The most arresting feature of this dataset is not the year-over-year decline in reported crashes but the sharp discontinuity at the trailing edge: February 2026 shows only 575 total crashes and 9 fatalities, compared to 14,785 crashes and 416 fatalities in February 2025. January 2026 is similarly suppressed at 8,374 crashes versus 16,422 in January 2025. These figures almost certainly reflect reporting lag rather than an actual collapse in incident volume; FMCSA crash data is subject to multi-month submission and processing delays, and partial-month records routinely appear undercounted before they are reconciled.
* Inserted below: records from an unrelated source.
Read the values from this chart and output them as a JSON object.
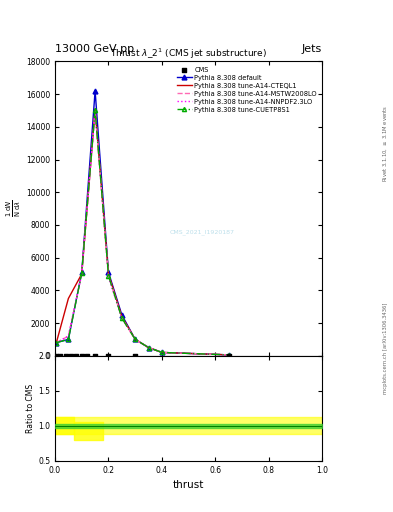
{
  "title_top": "13000 GeV pp",
  "title_top_right": "Jets",
  "plot_title": "Thrust $\\lambda\\_2^1$ (CMS jet substructure)",
  "xlabel": "thrust",
  "ylabel_ratio": "Ratio to CMS",
  "right_label_top": "Rivet 3.1.10, $\\geq$ 3.1M events",
  "right_label_bottom": "mcplots.cern.ch [arXiv:1306.3436]",
  "watermark": "CMS_2021_I1920187",
  "cms_data_x": [
    0.005,
    0.02,
    0.04,
    0.06,
    0.08,
    0.1,
    0.12,
    0.15,
    0.2,
    0.3,
    0.65
  ],
  "cms_data_y": [
    0,
    0,
    0,
    0,
    0,
    0,
    0,
    0,
    0,
    0,
    0
  ],
  "pythia_default_x": [
    0.005,
    0.05,
    0.1,
    0.15,
    0.2,
    0.25,
    0.3,
    0.35,
    0.4,
    0.65
  ],
  "pythia_default_y": [
    800,
    1000,
    5100,
    16200,
    5100,
    2500,
    1000,
    500,
    200,
    50
  ],
  "pythia_cteql1_x": [
    0.005,
    0.05,
    0.1,
    0.15,
    0.2,
    0.25,
    0.3,
    0.35,
    0.4,
    0.65
  ],
  "pythia_cteql1_y": [
    800,
    3500,
    5000,
    15100,
    5000,
    2400,
    1000,
    500,
    200,
    50
  ],
  "pythia_mstw_x": [
    0.005,
    0.05,
    0.1,
    0.15,
    0.2,
    0.25,
    0.3,
    0.35,
    0.4,
    0.65
  ],
  "pythia_mstw_y": [
    800,
    1200,
    5000,
    15000,
    4900,
    2300,
    1000,
    500,
    200,
    50
  ],
  "pythia_nnpdf_x": [
    0.005,
    0.05,
    0.1,
    0.15,
    0.2,
    0.25,
    0.3,
    0.35,
    0.4,
    0.65
  ],
  "pythia_nnpdf_y": [
    800,
    1200,
    5000,
    15000,
    4800,
    2300,
    1000,
    500,
    200,
    50
  ],
  "pythia_cuetp_x": [
    0.005,
    0.05,
    0.1,
    0.15,
    0.2,
    0.25,
    0.3,
    0.35,
    0.4,
    0.65
  ],
  "pythia_cuetp_y": [
    800,
    1000,
    5050,
    15050,
    4900,
    2300,
    1000,
    500,
    200,
    50
  ],
  "colors": {
    "cms": "#000000",
    "default": "#0000cc",
    "cteql1": "#cc0000",
    "mstw": "#ff69b4",
    "nnpdf": "#ff00ff",
    "cuetp": "#00aa00"
  },
  "ylim_main": [
    0,
    18000
  ],
  "ylim_ratio": [
    0.5,
    2.0
  ],
  "xlim": [
    0,
    1
  ],
  "yticks_main": [
    0,
    2000,
    4000,
    6000,
    8000,
    10000,
    12000,
    14000,
    16000,
    18000
  ],
  "yticks_ratio": [
    0.5,
    1.0,
    1.5,
    2.0
  ]
}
Any trend analysis that includes 2026 data should treat those months as provisional.
Setting aside the incomplete months, the directional story through 2025 is a measured retreat from the elevated levels of 2022. Monthly crash counts in 2022 averaged roughly 16,600, anchored by a December 2022 peak of 18,035. By contrast, the months of late 2025 for which data appears more complete, October through December, averaged approximately 14,321 crashes per month, a materially lower baseline. Fatalities follow a similar arc: March 2022 and October 2023 both recorded 665 fatalities, while December 2025 came in at 353 and November 2025 at 372, the two lowest monthly fatality counts outside the clearly truncated 2026 figures.
The divergence between total crashes and tow-away counts is worth noting. Tow-away incidents have consistently tracked at roughly 92 to 95 percent of total crashes throughout the period, indicating that the share of crashes severe enough to require towing has held stable even as absolute volumes shifted. Hazmat-involved crashes, meanwhile, peaked at 336 in December 2022 and have oscillated without a clear directional trend, ranging from 196 to 319 in the months of 2025 with complete-looking data.
The 2022 volume surge is consistent with a period of elevated freight demand and fleet expansion following the supply chain disruptions of 2020 and 2021, though the data alone cannot establish causation. The subsequent moderation through 2024 and into 2025 may reflect softer freight conditions, regulatory compliance cycles, or changes in reporting practices. Across the full five-year window, the dataset records 854,457 crashes and 440,786 injuries, underscoring that even in lower-volume months the absolute toll on people and equipment remains substantial.